Stem Cells – The Source of All Cell
Types and Tissues
Stem cells are an essential component of the body’s regenerative process, providing
replacement cells to a variety of tissues and organs butterfieldgrain, including blood, muscle, skin,
and brain. These cells can be derived from embryos, adult tissue, or a variety of
other sources and are found in both healthy adults and those with diseases.
Embryonic stem cells are stem cells derived from the inner cell mass of a
mammalian embryo (called a blastocyst) at a very early stage in development.
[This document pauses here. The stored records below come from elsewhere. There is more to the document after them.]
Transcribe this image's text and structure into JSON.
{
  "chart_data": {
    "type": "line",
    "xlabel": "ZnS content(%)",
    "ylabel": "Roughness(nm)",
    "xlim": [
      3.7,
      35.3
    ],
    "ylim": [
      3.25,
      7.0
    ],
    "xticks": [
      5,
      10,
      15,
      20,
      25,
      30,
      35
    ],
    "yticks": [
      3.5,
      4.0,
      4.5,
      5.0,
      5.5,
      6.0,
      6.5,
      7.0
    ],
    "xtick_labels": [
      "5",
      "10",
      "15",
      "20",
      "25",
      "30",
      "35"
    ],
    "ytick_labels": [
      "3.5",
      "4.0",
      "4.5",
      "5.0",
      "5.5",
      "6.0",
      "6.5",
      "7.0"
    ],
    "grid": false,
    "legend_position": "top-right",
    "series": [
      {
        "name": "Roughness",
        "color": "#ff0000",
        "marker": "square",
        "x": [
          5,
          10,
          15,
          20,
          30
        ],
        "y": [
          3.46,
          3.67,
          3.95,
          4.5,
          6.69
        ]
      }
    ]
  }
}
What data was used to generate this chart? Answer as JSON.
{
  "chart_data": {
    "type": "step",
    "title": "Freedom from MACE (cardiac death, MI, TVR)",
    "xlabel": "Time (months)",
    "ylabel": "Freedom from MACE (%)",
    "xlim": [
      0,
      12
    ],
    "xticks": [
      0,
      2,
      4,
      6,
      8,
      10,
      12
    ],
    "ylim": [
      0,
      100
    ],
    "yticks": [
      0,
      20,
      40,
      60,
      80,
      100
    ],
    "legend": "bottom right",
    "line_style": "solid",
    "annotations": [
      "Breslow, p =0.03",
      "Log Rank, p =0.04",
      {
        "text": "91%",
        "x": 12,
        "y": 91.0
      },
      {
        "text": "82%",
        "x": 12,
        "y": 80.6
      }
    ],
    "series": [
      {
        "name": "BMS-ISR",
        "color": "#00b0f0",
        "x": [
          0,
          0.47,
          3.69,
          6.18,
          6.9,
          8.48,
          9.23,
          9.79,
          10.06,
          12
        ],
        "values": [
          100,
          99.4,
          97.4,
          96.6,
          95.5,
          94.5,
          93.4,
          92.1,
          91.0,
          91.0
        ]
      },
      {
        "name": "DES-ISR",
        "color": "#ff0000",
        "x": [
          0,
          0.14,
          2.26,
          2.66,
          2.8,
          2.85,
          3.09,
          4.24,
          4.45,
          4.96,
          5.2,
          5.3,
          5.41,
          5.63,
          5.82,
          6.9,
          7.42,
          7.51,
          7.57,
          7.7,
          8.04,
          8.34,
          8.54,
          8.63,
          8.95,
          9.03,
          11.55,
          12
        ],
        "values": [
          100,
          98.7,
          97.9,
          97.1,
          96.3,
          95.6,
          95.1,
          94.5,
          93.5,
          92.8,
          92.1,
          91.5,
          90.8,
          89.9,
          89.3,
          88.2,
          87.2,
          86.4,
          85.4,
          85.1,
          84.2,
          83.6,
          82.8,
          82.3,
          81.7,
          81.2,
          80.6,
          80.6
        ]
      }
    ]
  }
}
These cells are the source of all specialized cell types and tissues that develop in the
developing organism.
They are the source of all specialized blood-forming cells that give rise to red and
white blood cells in bone marrow. They also give rise to all specialized skin cells,
sperm and eggs.
Many other specialized tissues and organs are derived from embryonic stem cells in
adult animals, such as the heart, skin, and lungs. Researchers have used these cells
to produce therapies for a wide range of diseases and disorders, from cancer to
spinal cord injury.
Research on human embryonic stem cells has led to early-stage clinical trials that
have tested a number of different therapies for conditions such as Parkinson disease
and heart failure. The FDA approved the first stem cell-based therapy in 2009, called
GRNOPC1, for the restoration of nerve function in people with acute spinal cord
injuries.
Scientists also have discovered that stem cells can be derived from the amniotic
fluid and umbilical cord blood of pregnant women, a discovery that is helping to
understand how human birth occurs. These stem cells have the ability to change
into specialized cells that form the heart, intestines, and nervous system of the
fetus.
A pluripotent stem cell is a cell that has the ability to differentiate into any cell type
within the body. This differentiation process involves several steps that result in the
formation of a specific tissue-specific cell. It is triggered by signals that the cell
receives from surrounding cells, its microenvironment, and certain molecules in the
cells themselves.
Some of these signals may be induced by growth factors or by other signals, such as
physical contact with neighboring cells. Regardless of which type of signal is
triggered, the end result is the same: the stem cell differentiates into a specialized
cell.
Although scientists are learning more about how and when stem cells become
specialized, there is still much to learn. This is because some of the cells that
differentiate are genetically mutated, resulting in defective or abnormal tissue.
Reprogramming of adult cells to assume a pluripotent stem cell-like state is an
emerging technique that could help reduce the ethical concerns that arise with using
embryonic stem cells, especially since these reprogrammed cells will not be rejected
by the recipient’s immune system. This technique is called induced pluripotent stem
cells (iPSCs).
Although these studies are still in early stages, they provide hope for the future of
therapeutics based on the ability to use stem cells in ways that will improve human
health. As with any medical treatment, however, make sure you understand the
science behind a particular therapy before you decide to participate in it.